UNO SGUARDO AL FUTURO
Il suo animo da bravo ragazzo viene fuori quando mi confessa, con la stessa tenerezza che di solito si concede a un amico, di non aver mai fatto uso di droghe: “A me piace divertirmi. Mi diverto tantissimo anche lavorando. Il ballo e la musica sono una potentissima valvola di sfogo, così come la mia passione per l’arredamento. In discoteca mi scateno, esco sudato fradicio e poi vado a letto!”.
Esigente con sé stesso a tal punto da voler seguire i suoi progetti in ogni singola fase, Guido ha collaborato con realtà come Vogue, Bulgari e Fendi, mettendo al centro il suo amore per il colore. Prevista per ottobre l’uscita di un volume fotografico sul lavoro di Renzo Mongiardino edito da Rizzoli International in collaborazione con Cabana Magazine e Martina Mondadori Sartogo; durante tutta la prossima stagione invece i suoi scatti animeranno l’esclusiva mostra Beauty Is My Favourite Colour ‒ realizzata per il marchio di alta gioielleria di Giampiero Bodino ‒ che toccherà Londra, Milano e New York.

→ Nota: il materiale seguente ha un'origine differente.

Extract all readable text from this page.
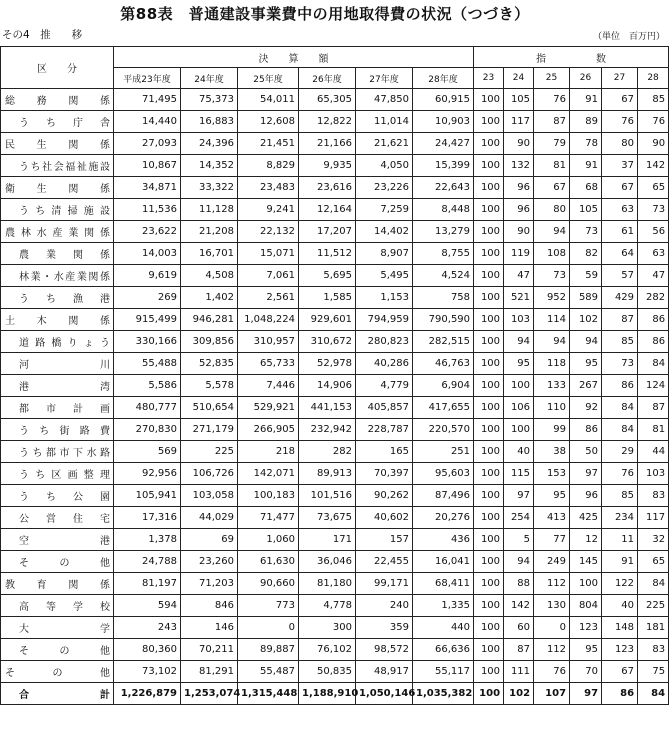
第88表　普通建設事業費中の用地取得費の状況（つづき）
その4　推　　移	（単位　百万円）
区　　分	決　　算　　額						指　　　　　数					
	平成23年度	24年度	25年度	26年度	27年度	28年度	23	24	25	26	27	28

総　務　関　係	71,495	75,373	54,011	65,305	47,850	60,915	100	105	76	91	67	85

う　ち　庁　舎	14,440	16,883	12,608	12,822	11,014	10,903	100	117	87	89	76	76

民　生　関　係	27,093	24,396	21,451	21,166	21,621	24,427	100	90	79	78	80	90

うち社会福祉施設	10,867	14,352	8,829	9,935	4,050	15,399	100	132	81	91	37	142

衛　生　関　係	34,871	33,322	23,483	23,616	23,226	22,643	100	96	67	68	67	65

う ち 清 掃 施 設	11,536	11,128	9,241	12,164	7,259	8,448	100	96	80	105	63	73

農林水産業関係	23,622	21,208	22,132	17,207	14,402	13,279	100	90	94	73	61	56

農　業　関　係	14,003	16,701	15,071	11,512	8,907	8,755	100	119	108	82	64	63

林業・水産業関係	9,619	4,508	7,061	5,695	5,495	4,524	100	47	73	59	57	47

う　ち　漁　港	269	1,402	2,561	1,585	1,153	758	100	521	952	589	429	282

土　木　関　係	915,499	946,281	1,048,224	929,601	794,959	790,590	100	103	114	102	87	86

道 路 橋 り ょ う	330,166	309,856	310,957	310,672	280,823	282,515	100	94	94	94	85	86

河　　　　川	55,488	52,835	65,733	52,978	40,286	46,763	100	95	118	95	73	84

港　　　　湾	5,586	5,578	7,446	14,906	4,779	6,904	100	100	133	267	86	124

都　市　計　画	480,777	510,654	529,921	441,153	405,857	417,655	100	106	110	92	84	87

う ち 街 路 費	270,830	271,179	266,905	232,942	228,787	220,570	100	100	99	86	84	81

うち都市下水路	569	225	218	282	165	251	100	40	38	50	29	44

うち区画整理	92,956	106,726	142,071	89,913	70,397	95,603	100	115	153	97	76	103

う ち 公 園	105,941	103,058	100,183	101,516	90,262	87,496	100	97	95	96	85	83

公　営　住　宅	17,316	44,029	71,477	73,675	40,602	20,276	100	254	413	425	234	117

空　　　　港	1,378	69	1,060	171	157	436	100	5	77	12	11	32

そ　　の　　他	24,788	23,260	61,630	36,046	22,455	16,041	100	94	249	145	91	65

教　育　関　係	81,197	71,203	90,660	81,180	99,171	68,411	100	88	112	100	122	84

高　等　学　校	594	846	773	4,778	240	1,335	100	142	130	804	40	225

大　　　　学	243	146	0	300	359	440	100	60	0	123	148	181

そ　　の　　他	80,360	70,211	89,887	76,102	98,572	66,636	100	87	112	95	123	83

そ　　の　　他	73,102	81,291	55,487	50,835	48,917	55,117	100	111	76	70	67	75

合　　　　計	1,226,879	1,253,074	1,315,448	1,188,910	1,050,146	1,035,382	100	102	107	97	86	84
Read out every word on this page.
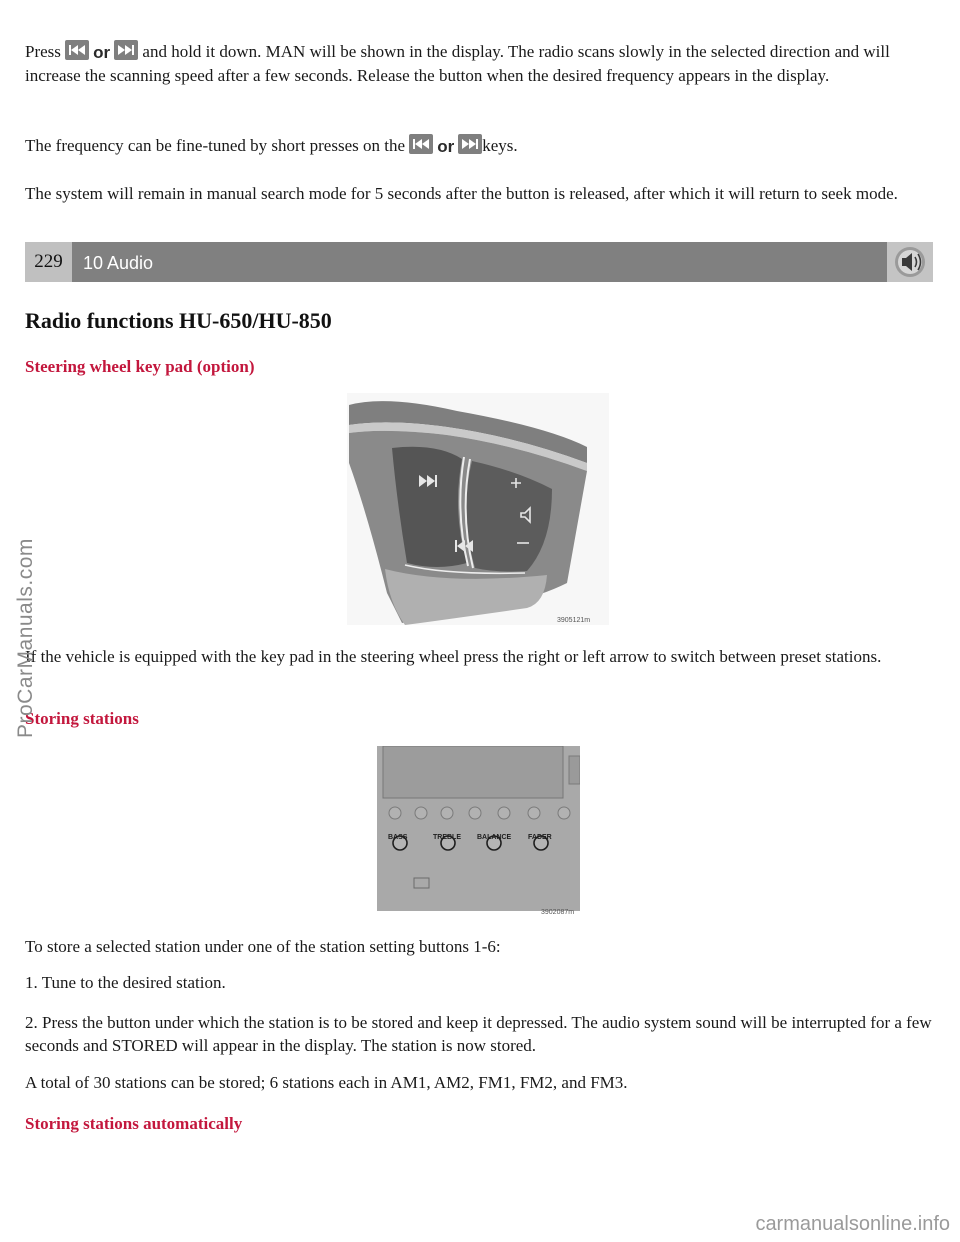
Press or and hold it down. MAN will be shown in the display. The radio scans slowly in the selected direction and will increase the scanning speed after a few seconds. Release the button when the desired frequency appears in the display.

The frequency can be fine-tuned by short presses on the or keys.

The system will remain in manual search mode for 5 seconds after the button is released, after which it will return to seek mode.

229	10 Audio
Radio functions HU-650/HU-850
Steering wheel key pad (option)
3905121m

If the vehicle is equipped with the key pad in the steering wheel press the right or left arrow to switch between preset stations.

Storing stations
BASS	TREBLE BALANCE FADER
3902087m

To store a selected station under one of the station setting buttons 1-6:

1. Tune to the desired station.

2. Press the button under which the station is to be stored and keep it depressed. The audio system sound will be interrupted for a few seconds and STORED will appear in the display. The station is now stored.

A total of 30 stations can be stored; 6 stations each in AM1, AM2, FM1, FM2, and FM3.

Storing stations automatically
ProCarManuals.com
carmanualsonline.info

Il sogno di Guido è fantastico, autentico, umano e per questo non privo di salite: “Amo pensare che la catena non s’interrompa. Mi hanno insegnato quanto sia bello lasciare dei segni, far continuare i racconti. Mi piacerebbe vedere da un’altra prospettiva tutto ciò che ho visto e provato io; spero di riuscirci”. Guido ha una miriade di ricci, la voce profonda e gli occhi di sua madre; e in quelli si riconoscerà sempre.